An entire assembler in a shell script. It uses a simple system for writing binaries, based on the POSIX printf statement. It does numeric conversions using sed and dc, and inline math using expr. It handles something like the standard Intel assembly syntax -- with some limitations -- by preprocessing the source into something that looks enough like a shell script and importing a set of functions corresponding to various CPU instructions in the target architecture. It currently implements an 8080 core. Assembly is done using a standard two-pass model; the symbol table is written into shell variables on the first pass, and used to generate correct code on the second.
As it stands, the whole thing is a bit over a thousand lines of shell code, in eighty-some files. It's fairly modular, and will load different machine cores on command, so given a bit more work, it can target multiple architectures. 6502 and 6809 are likely candidates, as are Z80 and 8085 extensions to the 8080 instruction set.

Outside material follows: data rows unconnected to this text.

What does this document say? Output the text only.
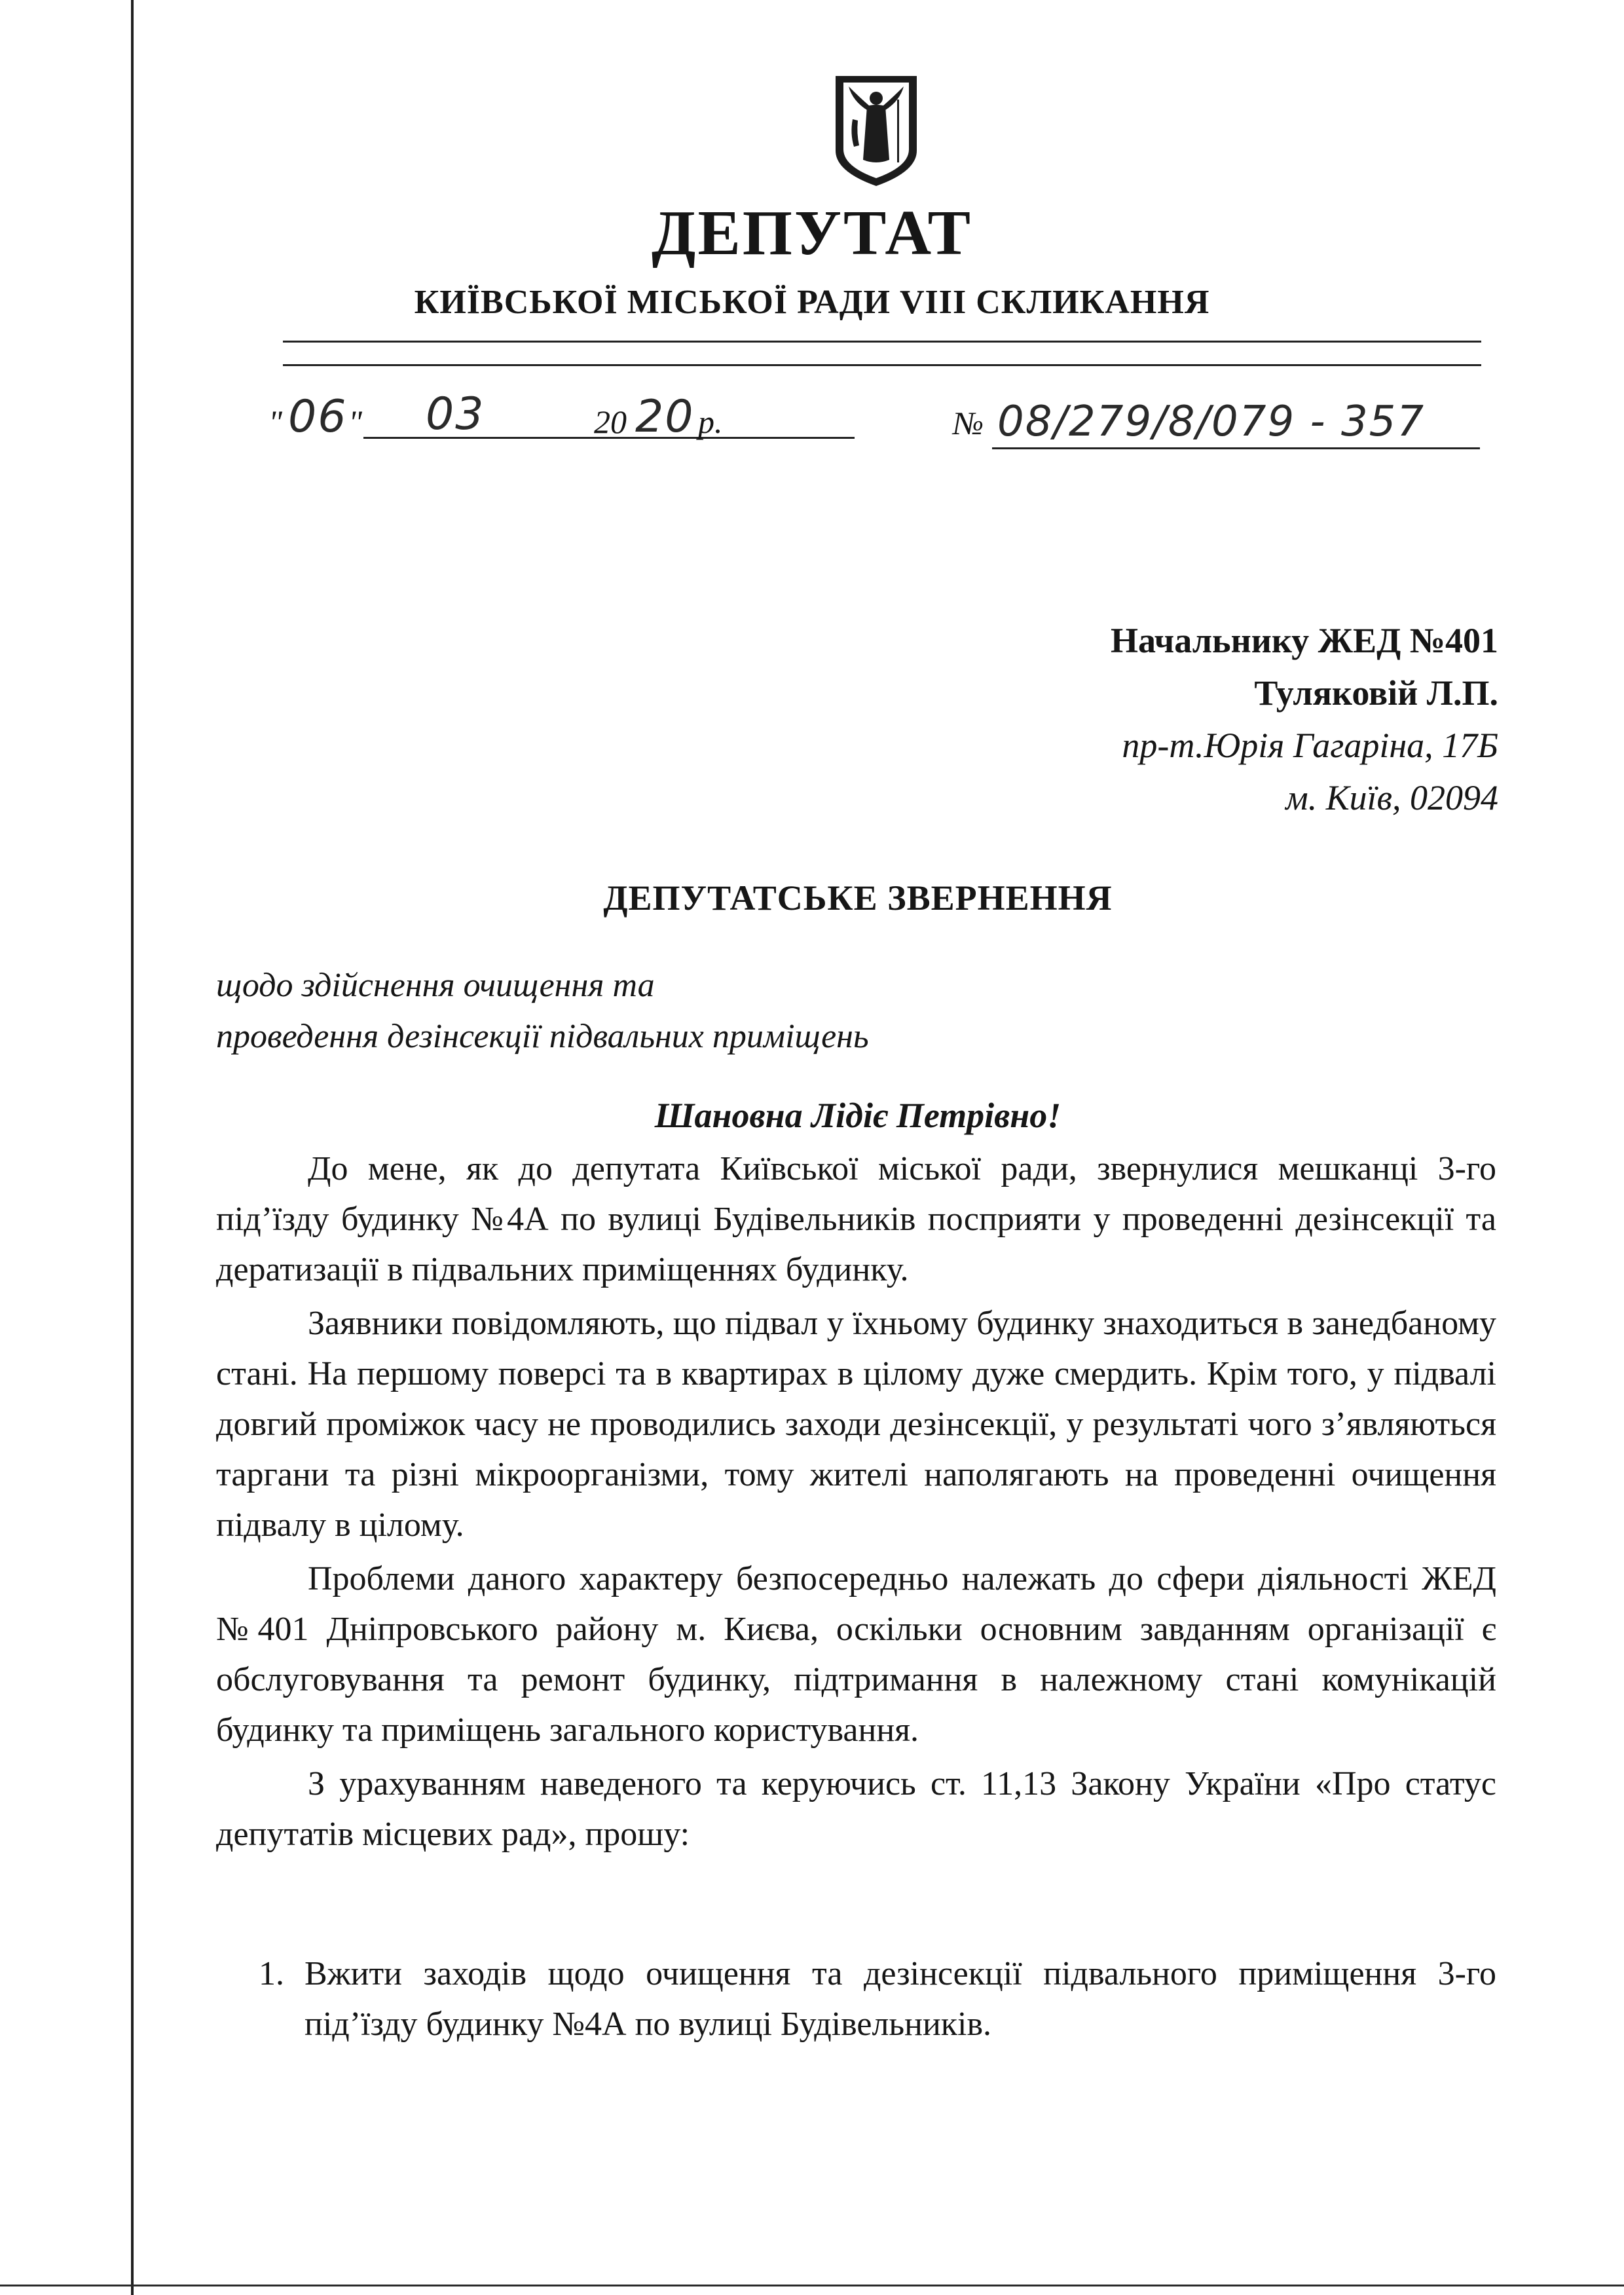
ДЕПУТАТ
КИЇВСЬКОЇ МІСЬКОЇ РАДИ VIII СКЛИКАННЯ
" 06 " 03	20 20 р.	№ 08/279/8/079 - 357
Начальнику ЖЕД №401
Туляковій Л.П.
пр-т.Юрія Гагаріна, 17Б
м. Київ, 02094
ДЕПУТАТСЬКЕ ЗВЕРНЕННЯ
щодо здійснення очищення та
проведення дезінсекції підвальних приміщень
Шановна Лідіє Петрівно!

До мене, як до депутата Київської міської ради, звернулися мешканці 3-го під’їзду будинку №4А по вулиці Будівельників посприяти у проведенні дезінсекції та дератизації в підвальних приміщеннях будинку.

Заявники повідомляють, що підвал у їхньому будинку знаходиться в занедбаному стані. На першому поверсі та в квартирах в цілому дуже смердить. Крім того, у підвалі довгий проміжок часу не проводились заходи дезінсекції, у результаті чого з’являються таргани та різні мікроорганізми, тому жителі наполягають на проведенні очищення підвалу в цілому.

Проблеми даного характеру безпосередньо належать до сфери діяльності ЖЕД №401 Дніпровського району м. Києва, оскільки основним завданням організації є обслуговування та ремонт будинку, підтримання в належному стані комунікацій будинку та приміщень загального користування.

З урахуванням наведеного та керуючись ст. 11,13 Закону України «Про статус депутатів місцевих рад», прошу:

1. Вжити заходів щодо очищення та дезінсекції підвального приміщення 3-го під’їзду будинку №4А по вулиці Будівельників.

Because it's hilarious. Also because I can. Maybe there's some commentary in there about how a tool can be used to do jobs it's not intended to do, or about the amount of power available in a standard Unix shell, but mostly it amuses me. I just hope it doesn't somehow become another Electron.
I would think the only hard requirement is something like Unix from the nineties or later. The printf shell command is required, as are awk, sed, wc, dc, and a Bourne-compatible shell. Definitely runs and works on Linux and Mac OSX at the moment.
The repository is organized in the same way the script wants the files organized on your disk. The main script is in bin/xa.sh, the main supporting code is in lib/xa.sh/common, and the instruction maps are in lib/xa.sh/core. Some simple example code is in examples.
It's a shell script. Dump it somewhere on a Unix system and make sure xa.sh is executable. You can probably run it right out of a clone of the repository. By default the script expects to be in a directory <somewhere/bin>, relative to which there is a /lib/xa.sh> directory with all the supporting bits and pieces. You can put it in its own directory and run it in place, or you can dump the library directory in /usr/local/lib and the binary into /usr/local/bin -- something like that.
From the built-in help:
xa.sh: An assembler in Bourne.
Usage:
xa.sh [<-a|-m|--arch|--machine> <ARCH>][-d|--debug][-s|--stream] <INPUT> [OUTPUT]
Options:
-a | --arch | -m | --machine <ARCH>
Generate code for <ARCH>, in case multiple architectures are
available.
-d | --debug
If this option is present, print extra debugging infomation to
stderr.
-s | --stream
Write output to STDOUT, rather than to a file.
In the simplest case, just give it an input file, and it will generate a.bin as output, or give it the -s switch, and it will write to STDOUT.
$ cat examples/loop-8080.asm
ORG 0100H
MVI A, 1
LOOP: INR A
CPI 5
JNZ LOOP
$ xa.sh examples/loop-8080.asm -s|hexdump -C
Utility module loaded.
Load /tmp/xa.sh/lib/xa.sh/common/bytes
Load /tmp/xa.sh/lib/xa.sh/common/params
Load /tmp/xa.sh/lib/xa.sh/common/memory
Load /tmp/xa.sh/lib/xa.sh/common/preprocess
Architecture: 8080
Instructions: ACI ADC ADD ADI ANA ANI CALL CC CM CMA CMC CMP CNC CNZ CP CPE CPI CPO CZ DAA DAD DCR DCX DI EI HLT IN INR INX JC JM JMP JNC JNZ JP JPE JPO JZ LDA LDAX LHLD LXI MOV MVI NOP ORA ORI OUT PCHL POP PUSH RAL RAR RC RET RLC RM RNC RNZ RP RPE RPO RRC RST RZ SBB SBI SHLD SPHL STA STAX STC SUB SUI XCHG XRA XRI XTHL
Assemble examples/loop-8080.asm -> STDOUT
00000000 3e 01 3c fe 05 c2 02 01 |>.<.....|
00000008
Processing of input files is not the most robust thing. There are a few quirks, and support for standard syntax is not perfect. Keep the following things in mind:
- Because the assembly source is evaluated by the shell, hexadecimal numbers using a notation in the style of $0ABC will likely not work without some escaping. You can use a notation in the form of 0ABCh or 0xABCD instead, which is more shell-safe.
- Because expr is used to handle inline math, spacing between identifiers and numbers and operations is required. MVI A, LOOP+4 will likely not work, but MVI A, LOOP + 4 probably will. In fact, if we're being honest, the comma is accepted between arguments because it's conventional, but it is mostly ignored. The first argument is often a simple register designation or the like, and is easy to differentiate from everything else.
- Because it's a wildcard in the shell, the use of * to set and get the value of the PC is not implemented. You can use ORG to set the counter and PC to get its current value, which avoids expansion-related trouble.
- Labels are global and should not be redefined. If you redefine a label, all references to that label will probably use the most recent definition.